Ротный хмыкнул, обращаясь ко всем сразу:
— Да ладно, мужики, не держите зла, если по кому прошёлся в сердцах. Сами понимаете всё.
Другой боец заговорил обыденно, будто ничего особенного в его словах не было:
— Видели, как Сане Антонову голову снесло?
Некоторые закивали, другие вопросительно молчали, ожидая, что ещё скажет товарищ.
А тот продолжал:
— Я рядом с ним бежал, у него голова разлетелась на куски, меня обделало брызгами, а Саня бежит… Без головы, главное дело, бежит… Шагов пять или даже больше пробежал, потом только упал.
— Такое бывает, — ответил кто-то невыразительно.
Остальные продолжали молчать. Не повезло, конечно, Саньке. Погиб. Зато смерть быстрая и лёгкая. Это не кишки обратно в рассечённое осколками пузо запихивать, а потом помирать в страшных муках.
— Ладно, мужики, — вздохнул ротный. — Покурили, пошли вниз. Война ещё не закончилась.
Все вяло зашевелились, вставая, выходя на площадку, спускаясь по лестнице.
Иван прошёл мимо убитых им троих оппозиционеров, лишь мельком глянув на них. Сегодня он убил не меньше десятка этих гадов.

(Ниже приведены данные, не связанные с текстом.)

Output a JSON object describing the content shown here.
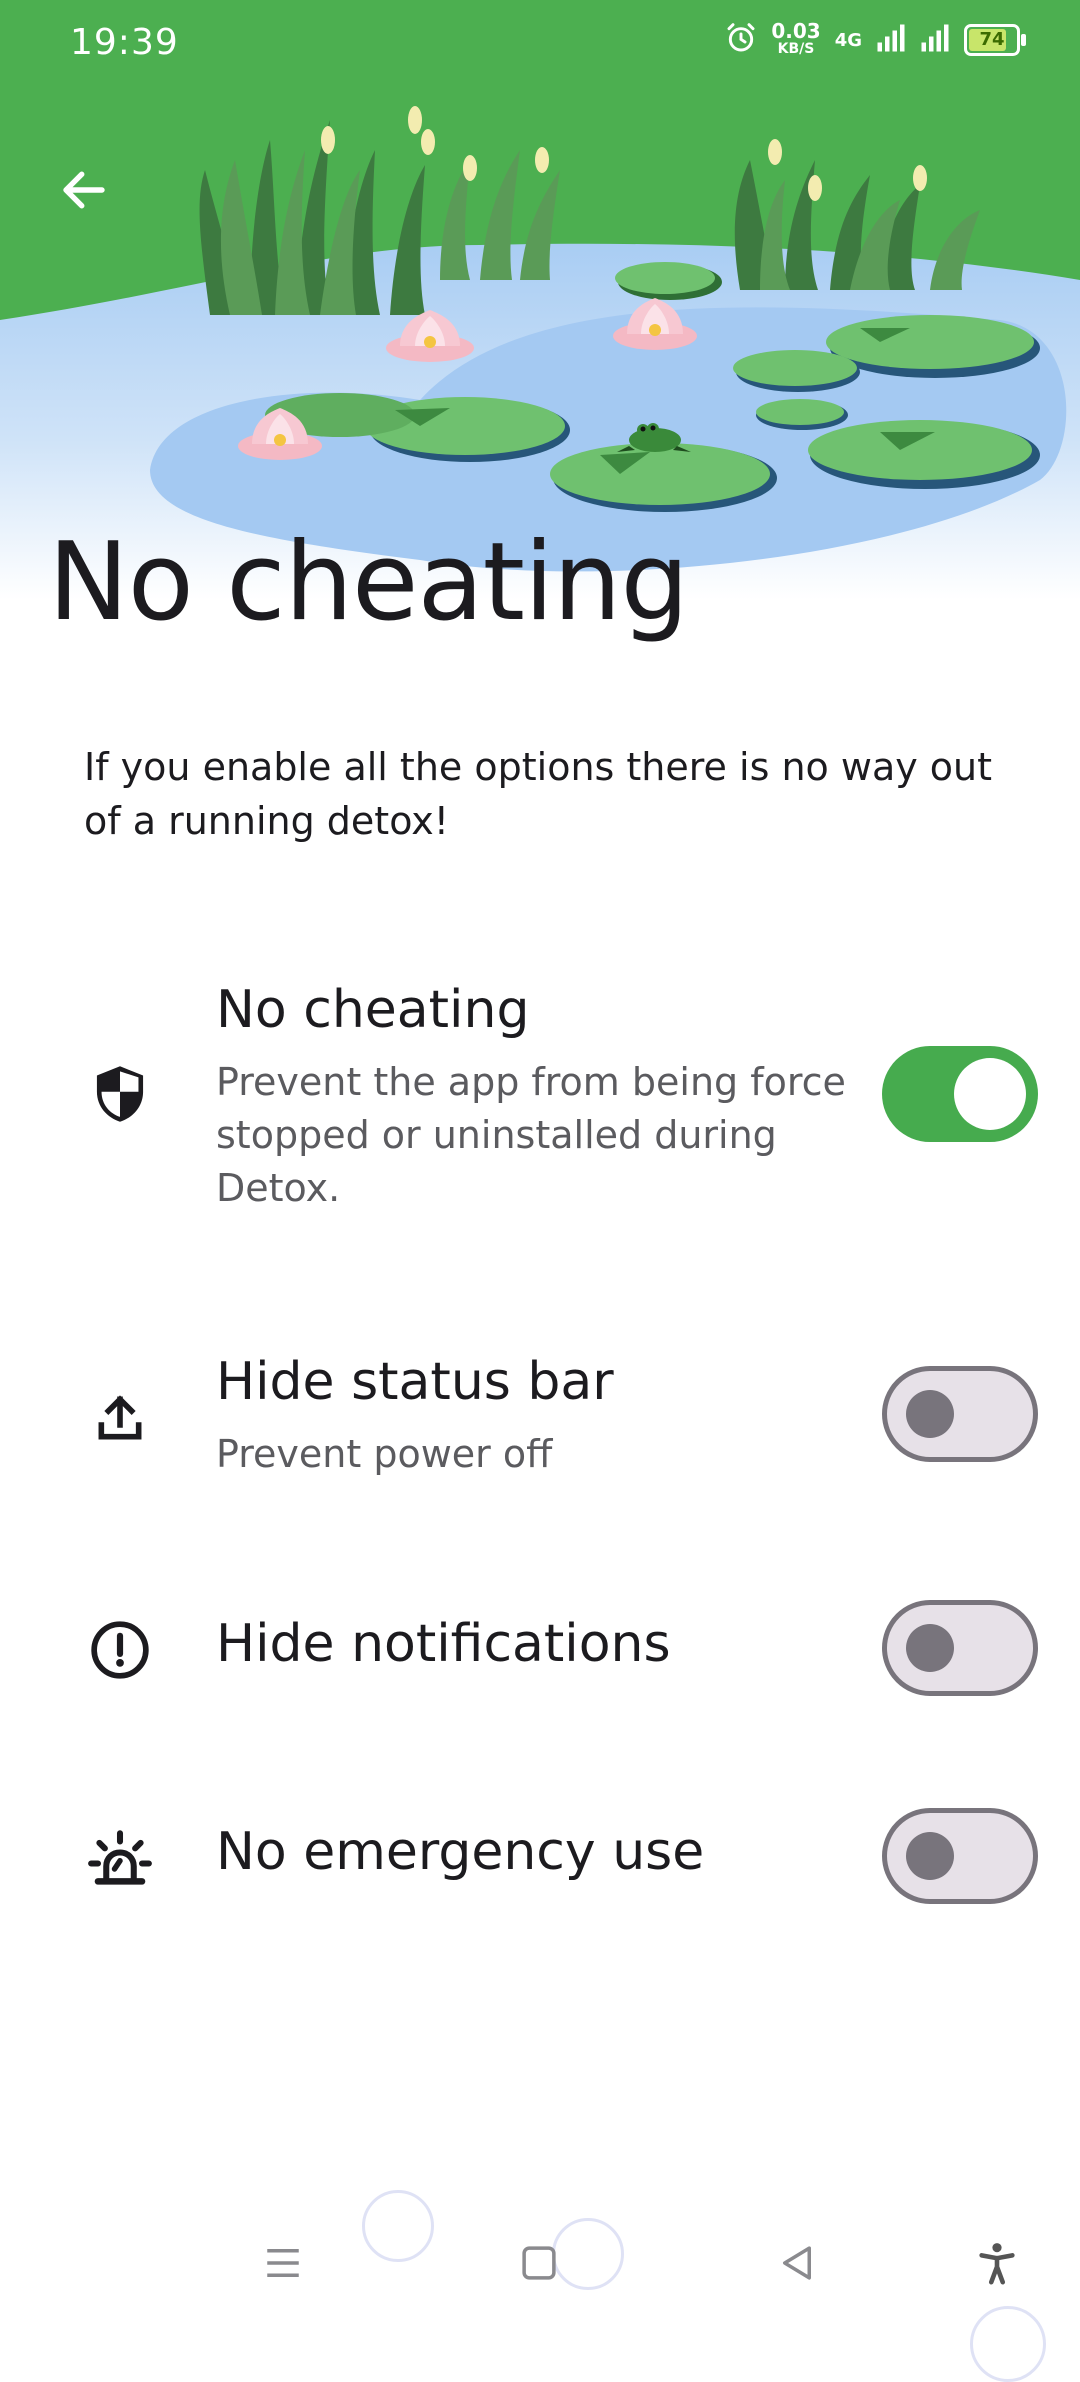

Но счёт за дочку ещё не закрыт…
Андрей Николаевич собирался на передовую в Красноярск.
До этого дня именно в городе на переднем рубеже он не был ни разу, тогда как в полевых условиях случалось время от времени бывать в окопах.

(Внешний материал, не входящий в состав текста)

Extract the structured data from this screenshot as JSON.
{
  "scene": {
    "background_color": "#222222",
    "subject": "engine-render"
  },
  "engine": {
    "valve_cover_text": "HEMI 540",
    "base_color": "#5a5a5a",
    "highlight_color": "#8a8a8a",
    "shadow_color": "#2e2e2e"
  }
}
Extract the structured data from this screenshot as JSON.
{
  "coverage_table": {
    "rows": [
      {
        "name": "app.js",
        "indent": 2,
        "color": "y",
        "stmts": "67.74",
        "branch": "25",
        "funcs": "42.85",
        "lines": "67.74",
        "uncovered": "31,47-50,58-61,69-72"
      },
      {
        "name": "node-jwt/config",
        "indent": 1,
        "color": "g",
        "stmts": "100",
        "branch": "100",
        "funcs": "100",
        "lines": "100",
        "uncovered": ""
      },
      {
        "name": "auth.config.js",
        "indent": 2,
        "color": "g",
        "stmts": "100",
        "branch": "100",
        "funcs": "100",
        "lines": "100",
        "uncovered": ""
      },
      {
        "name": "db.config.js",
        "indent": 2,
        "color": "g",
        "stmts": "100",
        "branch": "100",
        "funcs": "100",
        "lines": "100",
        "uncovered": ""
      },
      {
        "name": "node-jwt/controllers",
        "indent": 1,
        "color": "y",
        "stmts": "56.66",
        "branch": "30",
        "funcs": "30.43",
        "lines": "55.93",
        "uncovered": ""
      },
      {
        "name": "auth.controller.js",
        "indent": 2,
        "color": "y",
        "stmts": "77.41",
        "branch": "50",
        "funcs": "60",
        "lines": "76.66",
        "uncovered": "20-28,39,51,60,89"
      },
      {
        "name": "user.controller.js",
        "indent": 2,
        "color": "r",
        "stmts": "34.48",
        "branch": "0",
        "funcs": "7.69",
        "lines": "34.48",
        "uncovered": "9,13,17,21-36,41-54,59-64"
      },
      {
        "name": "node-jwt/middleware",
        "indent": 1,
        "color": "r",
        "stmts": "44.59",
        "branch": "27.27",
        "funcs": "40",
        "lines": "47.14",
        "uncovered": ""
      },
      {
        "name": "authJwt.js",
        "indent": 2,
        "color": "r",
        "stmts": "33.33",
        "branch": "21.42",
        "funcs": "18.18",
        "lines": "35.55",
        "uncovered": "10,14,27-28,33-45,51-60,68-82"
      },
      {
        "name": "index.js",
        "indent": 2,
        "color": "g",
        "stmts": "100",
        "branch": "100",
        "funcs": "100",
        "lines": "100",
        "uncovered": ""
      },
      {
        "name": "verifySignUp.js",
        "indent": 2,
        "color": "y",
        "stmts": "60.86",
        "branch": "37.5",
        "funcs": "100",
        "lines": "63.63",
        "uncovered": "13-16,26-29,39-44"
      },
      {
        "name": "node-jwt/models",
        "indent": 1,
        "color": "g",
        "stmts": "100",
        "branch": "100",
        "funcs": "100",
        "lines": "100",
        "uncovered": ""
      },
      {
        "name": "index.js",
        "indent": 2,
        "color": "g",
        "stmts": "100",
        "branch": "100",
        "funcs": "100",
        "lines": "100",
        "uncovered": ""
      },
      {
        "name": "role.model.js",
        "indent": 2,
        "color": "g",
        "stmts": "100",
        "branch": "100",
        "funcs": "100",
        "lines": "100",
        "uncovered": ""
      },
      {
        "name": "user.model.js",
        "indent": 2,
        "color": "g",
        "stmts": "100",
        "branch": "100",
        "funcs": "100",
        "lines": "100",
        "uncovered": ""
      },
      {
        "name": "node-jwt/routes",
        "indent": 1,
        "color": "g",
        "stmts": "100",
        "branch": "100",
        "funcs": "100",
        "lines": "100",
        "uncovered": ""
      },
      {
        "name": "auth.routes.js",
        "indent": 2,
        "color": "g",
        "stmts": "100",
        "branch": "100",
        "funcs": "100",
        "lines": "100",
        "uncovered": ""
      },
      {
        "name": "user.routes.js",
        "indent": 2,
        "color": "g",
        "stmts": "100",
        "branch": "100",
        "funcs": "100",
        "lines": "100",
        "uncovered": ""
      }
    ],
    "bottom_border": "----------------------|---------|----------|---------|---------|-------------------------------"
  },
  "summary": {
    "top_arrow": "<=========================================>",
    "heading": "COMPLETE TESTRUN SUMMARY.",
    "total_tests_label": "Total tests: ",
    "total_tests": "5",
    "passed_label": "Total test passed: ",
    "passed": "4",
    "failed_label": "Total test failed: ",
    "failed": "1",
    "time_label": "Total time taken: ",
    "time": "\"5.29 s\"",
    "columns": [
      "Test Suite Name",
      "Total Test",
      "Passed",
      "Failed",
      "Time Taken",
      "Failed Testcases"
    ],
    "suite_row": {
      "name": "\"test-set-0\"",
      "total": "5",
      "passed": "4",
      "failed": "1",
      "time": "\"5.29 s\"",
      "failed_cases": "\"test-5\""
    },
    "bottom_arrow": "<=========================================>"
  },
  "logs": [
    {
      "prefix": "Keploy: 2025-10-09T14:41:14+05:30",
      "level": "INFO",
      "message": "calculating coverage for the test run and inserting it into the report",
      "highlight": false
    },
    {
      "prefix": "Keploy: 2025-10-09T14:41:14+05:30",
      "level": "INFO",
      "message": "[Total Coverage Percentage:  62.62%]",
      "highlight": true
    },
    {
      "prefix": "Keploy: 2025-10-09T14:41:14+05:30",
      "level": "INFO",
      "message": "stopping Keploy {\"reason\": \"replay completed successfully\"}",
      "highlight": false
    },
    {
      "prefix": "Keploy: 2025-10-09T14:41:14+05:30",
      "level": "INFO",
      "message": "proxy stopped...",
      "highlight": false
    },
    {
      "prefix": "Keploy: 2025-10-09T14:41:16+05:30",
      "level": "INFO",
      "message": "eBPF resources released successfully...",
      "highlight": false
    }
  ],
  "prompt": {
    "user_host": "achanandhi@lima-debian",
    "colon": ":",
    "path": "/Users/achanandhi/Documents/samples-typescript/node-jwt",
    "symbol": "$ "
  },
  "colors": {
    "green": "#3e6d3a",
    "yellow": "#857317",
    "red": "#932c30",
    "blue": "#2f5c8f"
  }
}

Савельеву при его должности не было никакой необходимости лезть на рожон и соваться под пули. Но он всякий раз ехал, преодолевая страх: совесть не позволяла отсиживаться в безопасных местах, впрочем, только считавшихся таковыми, потому что и там в любое время могло накрыть ударом артиллерии или залпом реактивных установок.
Он постоянно думал о младшем брате и о том, что должен был проявить твёрдость и не пускать Ивана на верную смерть.
Андрей Николаевич не мог забыть, как Иван молчал у могилы дочери. Лучше бы кричал и плакал. Но он молчал, сгорбившись на лавочке, уставясь на крест неподвижным взглядом наполненных невыразимой болью сухих глаз. Спустя долгое время он сказал, почти не разжимая губ: «Уходи».
Савельев ушёл, оставив брата наедине со своим горем. Уходил, размышляя невесело о странностях судьбы: совсем недавно он был здесь с Еленой, а теперь с Иваном.
Тот не вернулся ни вечером, ни на следующее утро.
С утра Андрей Николаевич направился к кладбищу, уверенный — ушёл брат, ушёл сам на передовую. Вот только как он собирается воевать без документов, как объяснит своё появление в расположении войск? Скорее всего, просто не думает об этом, влекомый чувством мести.
Но Иван оказался на месте. Он всё также, будто не минула целая ночь, сгорбленный сидел на лавочке, не обращая внимания ни на что вокруг, и всё смотрел остановившимся взглядом на крест, возвышающийся над холмиком, заросшим полевыми цветами и травой.
Подойдя ближе, Андрей Николаевич увидел, что брат совсем поседел, его короткие волосы непривычно серебрились, будто постарел младший братишка за одну ночь лет на двадцать…
Присев рядом, Андрей Николаевич помолчал и попросил тихо: «Пойдём домой, Иван».
Никитин покорно поднялся. Удивлённый этой покорностью Савельев тоже встал и они не спеша молча пошли прочь.
Тёплый ветерок и раннее солнышко дотрагивались до них, будто жалели.
Вернувшись домой, братья вдвоём пили водку без малого трое суток.
Уже после Савельев узнал, командарм приказал не трогать их — пусть пьют, отойдут сами, когда посчитают, что хватит.
По сле глубокого и тяжёлого похмелья Иван твёрдо сказал: «Хочу на фронт».
Винил себя Андрей Николаевич за проявленную слабость. Не нужно было отпускать брата. Отошёл бы он со временем от горя своего. Те же транквилизаторы помогли бы. Да, обиделся бы братишка, устроил бы скандал и, скорее всего, мордобитие, но это всё было бы потом.